From January 23, budget airline Ryanair is to suspend flights to and from airports within Italy, after laws on ID are relaxed.
In November, Italian civil aviation authority ENAC introduced national legislation allowing passengers to travel domestically with forms of identification other than passports, such as Italian AT/BT cards, employment IDs and Italian fishing or hunting licences.
This decision goes against Ryanair’s travel documentation policy that states: “Passengers should carry a valid passport (and visa if applicable) or government issued national identification card on all journeys. Ryanair does NOT accept driver licence, residence cards, family books, seaman books, ministerial ID’s, military ID cards, Italian AT/BT cards etc.”

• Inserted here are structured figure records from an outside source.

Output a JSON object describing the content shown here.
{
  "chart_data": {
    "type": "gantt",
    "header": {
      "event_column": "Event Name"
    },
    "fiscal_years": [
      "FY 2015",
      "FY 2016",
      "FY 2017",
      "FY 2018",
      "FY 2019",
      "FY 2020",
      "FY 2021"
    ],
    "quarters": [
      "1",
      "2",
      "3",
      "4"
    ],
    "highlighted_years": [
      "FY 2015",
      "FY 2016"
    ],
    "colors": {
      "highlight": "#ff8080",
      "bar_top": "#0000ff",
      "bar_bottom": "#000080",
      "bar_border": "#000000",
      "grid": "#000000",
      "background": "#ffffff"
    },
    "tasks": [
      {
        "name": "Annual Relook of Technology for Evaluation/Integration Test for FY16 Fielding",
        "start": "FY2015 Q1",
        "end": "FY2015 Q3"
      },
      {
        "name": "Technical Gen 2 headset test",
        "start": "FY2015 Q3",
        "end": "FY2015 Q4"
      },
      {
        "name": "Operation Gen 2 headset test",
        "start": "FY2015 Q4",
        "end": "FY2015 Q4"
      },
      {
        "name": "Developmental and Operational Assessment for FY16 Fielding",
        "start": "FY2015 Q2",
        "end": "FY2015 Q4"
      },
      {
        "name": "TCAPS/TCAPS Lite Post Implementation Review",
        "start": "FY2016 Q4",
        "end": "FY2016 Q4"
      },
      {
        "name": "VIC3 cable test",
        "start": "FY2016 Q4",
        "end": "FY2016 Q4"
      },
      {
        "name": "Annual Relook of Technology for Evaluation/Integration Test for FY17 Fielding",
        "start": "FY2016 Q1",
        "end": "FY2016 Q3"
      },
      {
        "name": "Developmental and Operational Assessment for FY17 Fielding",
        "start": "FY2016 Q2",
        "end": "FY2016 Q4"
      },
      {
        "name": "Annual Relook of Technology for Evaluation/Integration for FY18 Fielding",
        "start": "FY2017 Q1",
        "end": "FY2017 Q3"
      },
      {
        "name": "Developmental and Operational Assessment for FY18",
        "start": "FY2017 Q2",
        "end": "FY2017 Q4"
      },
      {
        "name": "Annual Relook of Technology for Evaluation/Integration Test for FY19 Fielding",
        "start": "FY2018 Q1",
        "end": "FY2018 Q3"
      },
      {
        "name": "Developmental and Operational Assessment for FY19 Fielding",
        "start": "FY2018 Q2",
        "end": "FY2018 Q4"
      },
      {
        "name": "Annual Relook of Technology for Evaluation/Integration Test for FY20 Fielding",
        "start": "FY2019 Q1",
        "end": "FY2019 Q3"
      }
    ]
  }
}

Given that the ENAC’s new law will mean that Ryanair’s handling staff, who are responsible for checking ID at the gate, may be imprisoned if they refuse travel to passengers flying with these other forms of ID, the airline has decided to temporarily suspend flights between its ten Italian airports.
These are: Alghero, Bari, Bologna, Brindisi, Cagliari in Sardinia, Milan (Bergamo), Pescara, Pisa, Rome (Ciampino), and Trapani in Sicily.
Ryanair states that the reason it has a strict travel ID policy in place is that it requires all passengers to check-in online, “so it is imperative for the safety and security of all Ryanair flights that all Ryanair passengers agree at the time of booking that they will produce either a passport or an EU/EEA national ID card at the boarding gate prior to the boarding of their flight”.
Ryanair adds that its Italian domestic flights will only be restored if it “can be certain that the safety and security of its operations will not be undermined by ENAC’s unlawful interference”.
In a statement, Ryanair’s CEO Michael O’Leary said: “We sincerely regret any inconvenience that this measure will cause to our Italian domestic passengers. However, it is entirely wrong of ENAC to introduce lower safety/security measures on Italian domestic flights than the safety and security measures which already operate successfully on all Ryanair’s intra-EU flights and Ryanair’s domestic flights in every other EU country. Since these ID requirements are agreed by all passengers, there is no justification for ENAC to interfere in Ryanair’s security process.
“Ryanair’s passport/ID card policy has been approved by every other EU country, including ENAC itself some four years ago.
“ENAC’s unlawful insistence that Ryanair should accept other (less secure) forms of ID on Italian domestic flights, which our crews and our handling agents may be unfamiliar with, reduces safety and security in a manner which is unacceptable to Ryanair, our crews and passengers.
“Ryanair regrets this latest attempt by ENAC to unlawfully interfere in the manner in which Ryanair operates its flights, or to alter agreements which are freely entered into between passengers and Ryanair at the time of booking.
“We will be appealing this ENAC Ordinanza in the Consiglio di Stato and remain hopeful that the Consiglio di Stato will dismiss this unlawful attempt by ENAC to interfere in Ryanair’s operations and to reduce the level of safety and security enjoyed by all Ryanair passengers and flights across Italy.”